Both legislators said one the paramount priorities they had was restoring the significant cuts to the Education Cost Share (ECS) that Governor Malloy was threatening to cut which represents roughly $6 million for Shelton.

Perillo and McGorty noted that Republican efforts in recent budget negotiations have produced significant structural reforms that will help Connecticut tremendously, with special attention paid to our cities and towns. These reforms represent victories on issues we’ve fought for over the years.

  • Phase-in exemptions of taxes on Social Security, pensions and estates. This caps a multi-year push from Republicans who pursued these proposals as a way to encourage people to stay in expensive Connecticut rather than fleeing to lower cost states;
  • The legislature will now be required to vote on union contracts, a major win that caps our efforts over the last couple of years;
  • EITC: Reduction to 23 percent from federal level of 30 percent;
  • Democrats agreed to keep spending on core social services programs at GOP levels. We’re protecting programs such as Care4Kids and others for neediest populations;
  • No widespread DMV fee and permit hikes. Democrats wanted $70 million over two years;
  • Freeze on hiring state employees: We’ll actually implement one!

Controlling State Spending

  • Finally implements an effective cap on state spending;
  • A stronger bond cap of $1.9 billion
  • This budget includes a Revenue Cap, which will prevent lawmakers from considering 100 percent of state revenue as they build the budget. Essentially, it’s another spending cap that creates an automatic reserve of money. This measure will give the state two spending controls.
  • Volatility cap: Excess revenue goes into the Budget Reserve Fund. Money in that fund goes toward unfunded past service liability for SERS and teacher retirement fund.
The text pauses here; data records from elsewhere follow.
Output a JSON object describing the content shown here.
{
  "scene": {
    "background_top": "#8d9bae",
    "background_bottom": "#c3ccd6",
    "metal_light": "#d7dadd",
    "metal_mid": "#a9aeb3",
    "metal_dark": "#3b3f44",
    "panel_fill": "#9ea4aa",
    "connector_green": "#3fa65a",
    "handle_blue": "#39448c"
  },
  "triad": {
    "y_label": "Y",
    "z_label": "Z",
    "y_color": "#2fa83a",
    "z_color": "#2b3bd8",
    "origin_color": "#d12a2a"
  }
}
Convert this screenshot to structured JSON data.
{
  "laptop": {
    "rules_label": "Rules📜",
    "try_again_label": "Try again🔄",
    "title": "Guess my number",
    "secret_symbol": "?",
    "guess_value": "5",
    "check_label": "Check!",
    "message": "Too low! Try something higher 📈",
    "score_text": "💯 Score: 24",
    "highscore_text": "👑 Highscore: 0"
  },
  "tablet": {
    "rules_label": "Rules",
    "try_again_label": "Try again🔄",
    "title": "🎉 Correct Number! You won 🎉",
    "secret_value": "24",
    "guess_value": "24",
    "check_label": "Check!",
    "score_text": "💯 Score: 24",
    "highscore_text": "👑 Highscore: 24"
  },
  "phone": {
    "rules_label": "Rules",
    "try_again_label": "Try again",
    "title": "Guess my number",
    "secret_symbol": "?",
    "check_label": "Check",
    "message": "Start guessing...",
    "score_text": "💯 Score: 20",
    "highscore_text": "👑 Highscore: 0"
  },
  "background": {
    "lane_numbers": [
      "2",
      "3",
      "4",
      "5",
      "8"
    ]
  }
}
Important reforms in the package that help municipalities include:

  • A towns ability to pay in arbitration:An arbiter shall not consider 15 percent of a town’s fund balance in a town’s ability to pay an award;
  • Minimum budget requirement:in the biennium, towns will not be punished if they reduce their budgets beyond previous year’s spending levels so long as the reductions are no more than the reductions in state aid; the MBR expires every two years.
  • Prevailing wage threshold for new construction:We’ve increased it to $1 million from $400,000—a major victory over Democrats and labor unions who have historically launched vigorous fights against our attempts at change. Now includes DECD projects;
  • Another binding arbitration win: In proceedings between municipalities and school board employees, an arbiter will not be limited to choosing [current law] either the last best offer from each party. Example: Town offers a zero percent increase, school board offers 5 percent increase, the change in this budget would allow the arbiter to choose an award in the middle;
  • Transparency:Any new hires or contract changes installed by a school board during a budget year must be submitted to that town’s finance board for review/comment. This will help create a public dialogue that in most communities does not exist now, providing finance board and members of the public with timely insight to financial decisions made by school board members.